Y en esa preocupación me andaba cuando recibí un reporte levantado en periódico local, comunicando que otro perrito había caído al interior del socavón poblano (ahora, increíble, convertido en lugar turístico), más, sin sentirse el mismo interés por su rescate que el demostrado a favor de los “lomitos” SPAY y SPIKE, lo que me indica que sólo se trató de una llamarada de petate a presión por parte del gobernador Miguel Barbosa, al que ni caso hicieron para resguardar fuertemente el lugar o… no se hubiera dado esta segundo incidente. No tengo certeza de lo que a fin de cuentas pasó con el perrito, al que según, ni con drones pudieron ubicar tras la petición ciudadana. Y…

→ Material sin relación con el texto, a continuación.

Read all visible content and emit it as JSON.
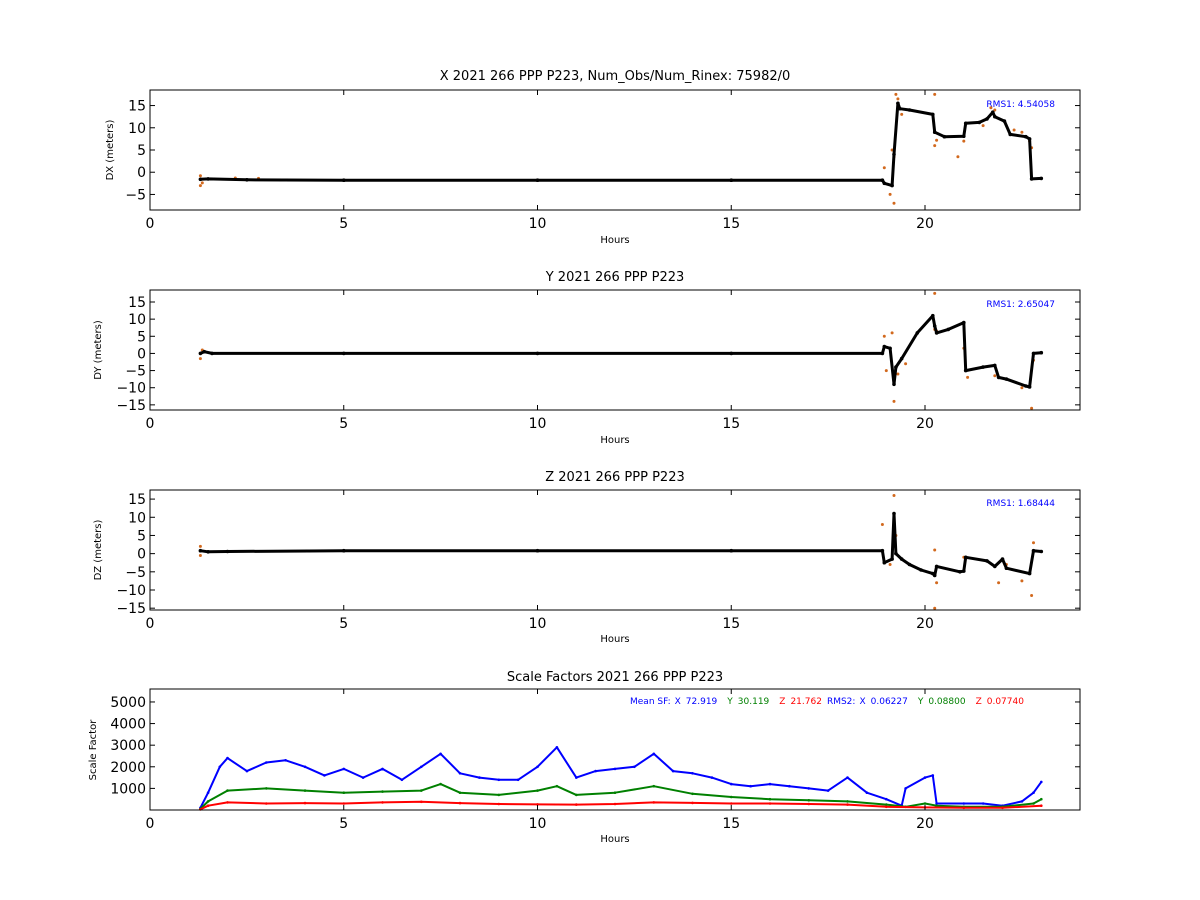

Para quienes reclamaron que no me hubiera tirado a matar -la semana pasada- con el caso de los dos perros de servicio y asistencia envenenados en Querétaro, solamente puedo citarles que simplemente no lo hice, por dudar que esa infamia… in-fa-mia… hubiera sido cierta. Envenenar perros usando salchichas ha sido histórico en nuestro México real, pero, haberlo hecho sobre estos reconocidos canutos in-va-lua-bles como ATHOS, certificado internacionalmente en Búsqueda y Rescate y por ello gran apoyo para la Cruz Roja, no tiene calificativo. No lo encuentro. Agradezco entonces a la MVZ Mercedes Paredes toda la documentación que me allegó y la paciencia que me guardó al insistirle en que no me cuadraba el asunto, y es que para empezar no entendía que teniendo tan especializado adiestramiento, tanto el Border Collie como su amiguito yorkie TANGO (terapista) hubieran probado alimento ajeno y fuera de horas. Hay fuerte sospecha sobre la identidad del culpable, que merece la aplicación más severa que para este acto dicta el Código Penal queretano, así que, en apego a estricto Derecho… ¡encuéntrese al infeliz, consígnese y aplíquensele los varios años de cárcel que merece, al incrementarse la pena en una mitad dada la agonía y el sufrimiento padecido por los perros. Es perversidad que no merece tener salida ni con “juicio abreviado”, sumándome por ello, además, al castigo social que se reflejó en el deseo que Sergio Sepúlveda -conductor de Tv Azteca- dirigió al desgraciado: ojalá algún día no estés debajo de un escombro porque sí, el perro al que mataste… ese… te salvará la vida y entonces te vendrá el cargo de conciencia total.

La primera vez que supe del dolorosísimo proceso por el que pasa un animal envenenado fue con un oso negro, durante mi debut al frente del Zoológico de Chapultepec. A tantísimos años de distancia, créaseme, todavía me persiguen esos gritos de dolor y desesperación, más la impotencia de no haberle podido ayudar.